Topic: Traction Boundary condition for structural 2D and 3D elements

I am trying to apply traction BC's on an element. The constant edge load and constant surface load functions are not really adequate to apply general traction bc's. Let me be more clear. For example lets say i want to do apply a constant shear on a curved surface, then the only options present are to prescribe the x and y components of this on the element side, however, this would mean calculating the x and y comonents on each element with an assumed normal and then computing the values before hand and applying. Now for large deformation problem, if the normal vector changes, then there is no easy way to give assume that the x and y components will be the same as the material deforms.

My interest is the following. I have a problem where i would like to specify the actual traction and hopefully oofem can handle the change of the normal direction.

Cheers

Re: Traction Boundary condition for structural 2D and 3D elements

If I understood correctly, you want some kind of follower load. For that, you need a new boundary condition, which can be inherited from ActiveBoundaryCondition class, that assembles contribution to the rhs vector during each iteration and you can also implement contribution of your bc to the stiffness matrix.
Than I guess you would also need some interface from which all elements that support this boundary condition need to be inherited and implement the required functions.

Let me know, I can help you to implement it.

Re: Traction Boundary condition for structural 2D and 3D elements

Thanks for the response. Actually that is not what i am looking for.

What i am looking for is to compute the traction's on an element side with arbitrary stress state.

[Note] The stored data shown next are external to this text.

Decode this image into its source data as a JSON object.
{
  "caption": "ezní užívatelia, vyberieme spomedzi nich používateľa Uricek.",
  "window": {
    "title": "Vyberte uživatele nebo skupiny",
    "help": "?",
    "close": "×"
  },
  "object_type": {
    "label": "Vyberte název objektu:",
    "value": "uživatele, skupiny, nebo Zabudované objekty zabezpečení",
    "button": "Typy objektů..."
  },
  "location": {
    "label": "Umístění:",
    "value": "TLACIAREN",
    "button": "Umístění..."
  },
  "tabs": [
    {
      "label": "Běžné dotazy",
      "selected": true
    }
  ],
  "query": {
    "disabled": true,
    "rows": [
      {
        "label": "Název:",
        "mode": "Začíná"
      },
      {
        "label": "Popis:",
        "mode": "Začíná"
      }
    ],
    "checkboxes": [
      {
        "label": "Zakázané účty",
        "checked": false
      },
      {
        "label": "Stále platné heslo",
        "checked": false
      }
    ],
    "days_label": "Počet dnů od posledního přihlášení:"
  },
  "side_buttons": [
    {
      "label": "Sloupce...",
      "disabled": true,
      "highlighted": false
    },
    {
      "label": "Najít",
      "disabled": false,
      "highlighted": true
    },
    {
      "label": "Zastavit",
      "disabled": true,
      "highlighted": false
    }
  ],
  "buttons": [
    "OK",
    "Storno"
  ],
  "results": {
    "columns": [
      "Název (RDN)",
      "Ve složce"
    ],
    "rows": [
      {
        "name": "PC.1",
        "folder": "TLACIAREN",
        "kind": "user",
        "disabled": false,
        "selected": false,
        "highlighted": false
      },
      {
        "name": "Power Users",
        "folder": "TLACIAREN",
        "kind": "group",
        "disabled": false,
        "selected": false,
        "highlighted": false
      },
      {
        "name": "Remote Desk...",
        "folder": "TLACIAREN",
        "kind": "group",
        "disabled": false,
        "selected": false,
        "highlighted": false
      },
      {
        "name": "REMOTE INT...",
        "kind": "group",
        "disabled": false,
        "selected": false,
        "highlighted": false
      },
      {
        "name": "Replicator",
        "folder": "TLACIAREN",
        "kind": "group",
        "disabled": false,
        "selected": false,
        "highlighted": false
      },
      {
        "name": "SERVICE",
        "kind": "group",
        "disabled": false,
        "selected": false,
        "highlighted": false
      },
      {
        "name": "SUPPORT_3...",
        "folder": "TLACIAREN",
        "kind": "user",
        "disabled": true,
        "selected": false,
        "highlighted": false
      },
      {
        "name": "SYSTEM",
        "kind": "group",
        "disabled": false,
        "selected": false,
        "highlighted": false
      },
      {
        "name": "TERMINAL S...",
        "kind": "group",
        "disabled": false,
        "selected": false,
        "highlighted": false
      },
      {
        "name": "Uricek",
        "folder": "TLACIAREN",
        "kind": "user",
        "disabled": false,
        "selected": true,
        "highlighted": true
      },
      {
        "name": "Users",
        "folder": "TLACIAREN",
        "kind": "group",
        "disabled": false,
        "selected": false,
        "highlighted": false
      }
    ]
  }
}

Assuming that i can provide the stress state at any element side integration point, is there a way to compute the equivalent nodal forces. I am looking to see what routines are available in oofem that will allow me to do this.

Cheers

Re: Traction Boundary condition for structural 2D and 3D elements

The nuemann type bcs for computational homogenization is _slightly_ similar to this.

There is also the option of specifying bcs in element local cs, which is the closest youll find in oofem presently.